Balsillie’s proposal would effectively legislate what Google has chosen to do for technical reasons, although the company was castigated at a committee hearing about the decision.
“The one observation I would make is there are stringent expectations on commercial companies for data protection. What we’ve heard recurring from this committee and others over the years is that there should be similar obligations on parties,” said Colin McKay, Google’s head of public policy in Canada, referring to the fact that Canada’s political parties are not subject to any privacy rules. One of Balsillie’s six proposals was to bring political parties under some kind of privacy regime.
Balsillie said that if the big tech companies pull out of various jurisdictions due to regulation, as Google has done on election advertising, “that’s the best news possible.”
Politicians who use the platforms to reach out to voters were split on the issue.
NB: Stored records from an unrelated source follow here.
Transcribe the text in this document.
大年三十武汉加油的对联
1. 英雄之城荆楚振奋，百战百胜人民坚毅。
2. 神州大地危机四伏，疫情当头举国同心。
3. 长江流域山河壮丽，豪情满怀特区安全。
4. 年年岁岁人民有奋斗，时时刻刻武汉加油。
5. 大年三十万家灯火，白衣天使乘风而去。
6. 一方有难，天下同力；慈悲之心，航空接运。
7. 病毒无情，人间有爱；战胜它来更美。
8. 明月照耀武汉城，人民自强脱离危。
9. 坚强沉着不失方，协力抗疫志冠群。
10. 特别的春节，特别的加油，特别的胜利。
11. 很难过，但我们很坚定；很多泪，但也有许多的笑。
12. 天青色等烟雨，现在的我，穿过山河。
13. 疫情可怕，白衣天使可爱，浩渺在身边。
“Personally I don’t have a problem if it’s banned on these platforms,” said New Democratic Party MP Charlie Angus, who is vice-chair of the privacy committee. Angus warned that any rules would have to extend to third-party groups, like Ontario Proud, a conservative Facebook page that has nearly half a million subscribers.
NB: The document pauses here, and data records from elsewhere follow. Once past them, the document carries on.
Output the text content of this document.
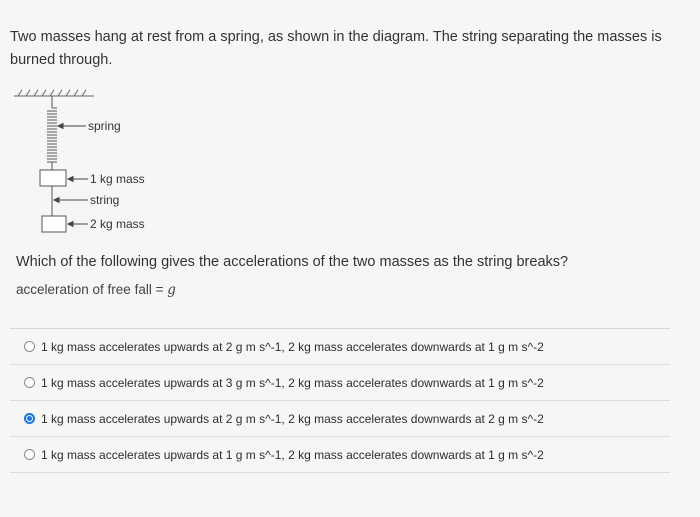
Two masses hang at rest from a spring, as shown in the diagram. The string separating the masses is burned through.
spring
1 kg mass
string
2 kg mass
Which of the following gives the accelerations of the two masses as the string breaks?
acceleration of free fall = g
1 kg mass accelerates upwards at 2 g m s^-1, 2 kg mass accelerates downwards at 1 g m s^-2
1 kg mass accelerates upwards at 3 g m s^-1, 2 kg mass accelerates downwards at 1 g m s^-2
1 kg mass accelerates upwards at 2 g m s^-1, 2 kg mass accelerates downwards at 2 g m s^-2
1 kg mass accelerates upwards at 1 g m s^-1, 2 kg mass accelerates downwards at 1 g m s^-2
Liberal MP Nathaniel Erskine-Smith, who is also a vice-chair of the House privacy committee, said broad, issue-based targeting for political parties can be a good thing.
“If I know you care about climate change and I want you to know about my climate-change policy, then a targeted ad seems useful and important,” said Erskine-Smith.
The privacy committee had argued for even more transparency around political advertising that would allow people to see how the targeting mechanisms work, and Erskine-Smith said that could be a good compromise for political ads.
Facebook’s representative in Canada agreed that ads can be an important part of the democratic conversation.
“The parliament of Canada has been very clear that the right thing to do for regulating election advertisements online is to maximize transparency,” said Kevin Chan, the head of public policy for Facebook. “In many respects it would be easier, but digital advertising has been an incredibly democratizing force for businesses and campaigners.”
Facebook has pledged to comply with the government’s election advertising rules, but much of the committee revolved around Zuckerberg’s absence.
British MP Ian Lucas referred to his no-show as an “act of recidivism” and expressed frustration that he wasn’t present to answer questions about the Cambridge Analytica controversy.
“I’ve never seen a situation where a corporate head ignores a legal summons,” said Angus. The committee passed a motion allowing Zuckerberg and Sandberg to be formally issued a summons whenever they visit Canada “for any reason.”
If they come here “for a tech conference or to go fishing” they will be issued a summons, said Angus. If that summons is refused, the executives could be held in contempt.